In grote lijnen is een coach in staat om aan te sluiten bij de vraagstelling van de coachee en
de coachee te ondersteunen bij het vinden van een oplossing of een aanpak door:
- De coachee te prikkelen tot nieuwe perspectieven op de eigen vraagstelling.
- Relaties tussen de vraagstelling en de organisatiecontext te onderzoeken.
- De eigen interactie met de coachee als het ware van buitenaf te beschouwen.
- De vraagstelling van de coachee te relateren aan datgene wat tijdens het
coachgesprek gebeurt en deze relatie in te brengen in het gesprek met de coachee.

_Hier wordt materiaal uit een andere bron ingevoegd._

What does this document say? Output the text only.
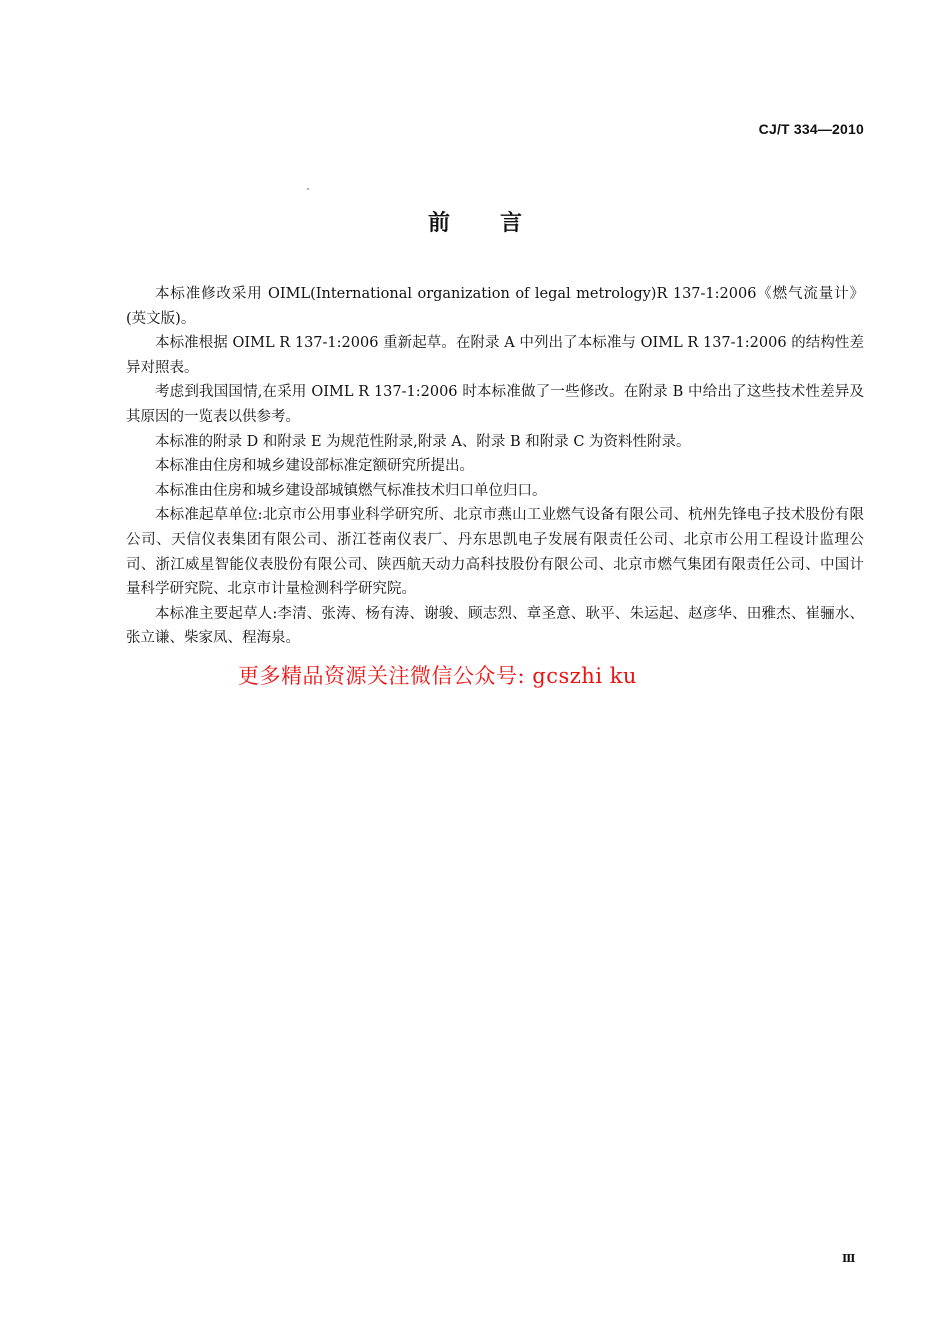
CJ/T 334—2010
前言

本标准修改采用 OIML(International organization of legal metrology)R 137-1:2006《燃气流量计》(英文版)。

本标准根据 OIML R 137-1:2006 重新起草。在附录 A 中列出了本标准与 OIML R 137-1:2006 的结构性差异对照表。

考虑到我国国情,在采用 OIML R 137-1:2006 时本标准做了一些修改。在附录 B 中给出了这些技术性差异及其原因的一览表以供参考。

本标准的附录 D 和附录 E 为规范性附录,附录 A、附录 B 和附录 C 为资料性附录。

本标准由住房和城乡建设部标准定额研究所提出。

本标准由住房和城乡建设部城镇燃气标准技术归口单位归口。

本标准起草单位:北京市公用事业科学研究所、北京市燕山工业燃气设备有限公司、杭州先锋电子技术股份有限公司、天信仪表集团有限公司、浙江苍南仪表厂、丹东思凯电子发展有限责任公司、北京市公用工程设计监理公司、浙江威星智能仪表股份有限公司、陕西航天动力高科技股份有限公司、北京市燃气集团有限责任公司、中国计量科学研究院、北京市计量检测科学研究院。

本标准主要起草人:李清、张涛、杨有涛、谢骏、顾志烈、章圣意、耿平、朱运起、赵彦华、田雅杰、崔骊水、张立谦、柴家凤、程海泉。

更多精品资源关注微信公众号: gcszhi ku
Ⅲ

- En desgevraagd een transparant verslag te geven van het eigen handelen.
Competenties van coaches bestaan in hoofdlijnen uit:
- Luistervaardigheid: aansluiten bij de vraagstelling van de coachee.
- Interventiekunde: de coachee prikkelen tot nieuwe perspectieven en oplossingen.
- Organisatiekunde: relaties tussen vraagstelling en organisatiecontext blootleggen.
- Psychologisch inzicht: de interactie met de coachee in het gesprek onderzoeken en
inbrengen.
,Hoofdstuk 2
Gespreksvoering op de vierkante millimeter
Joharivenster: venster op al wat de coachee inbrengt op elk moment in het gesprek.
Joharivenster
Op elk moment van het coachgesprek staan coachee en coach samen op deze kaart en kijken
van daaruit naar wat er bij de coachee gaande is.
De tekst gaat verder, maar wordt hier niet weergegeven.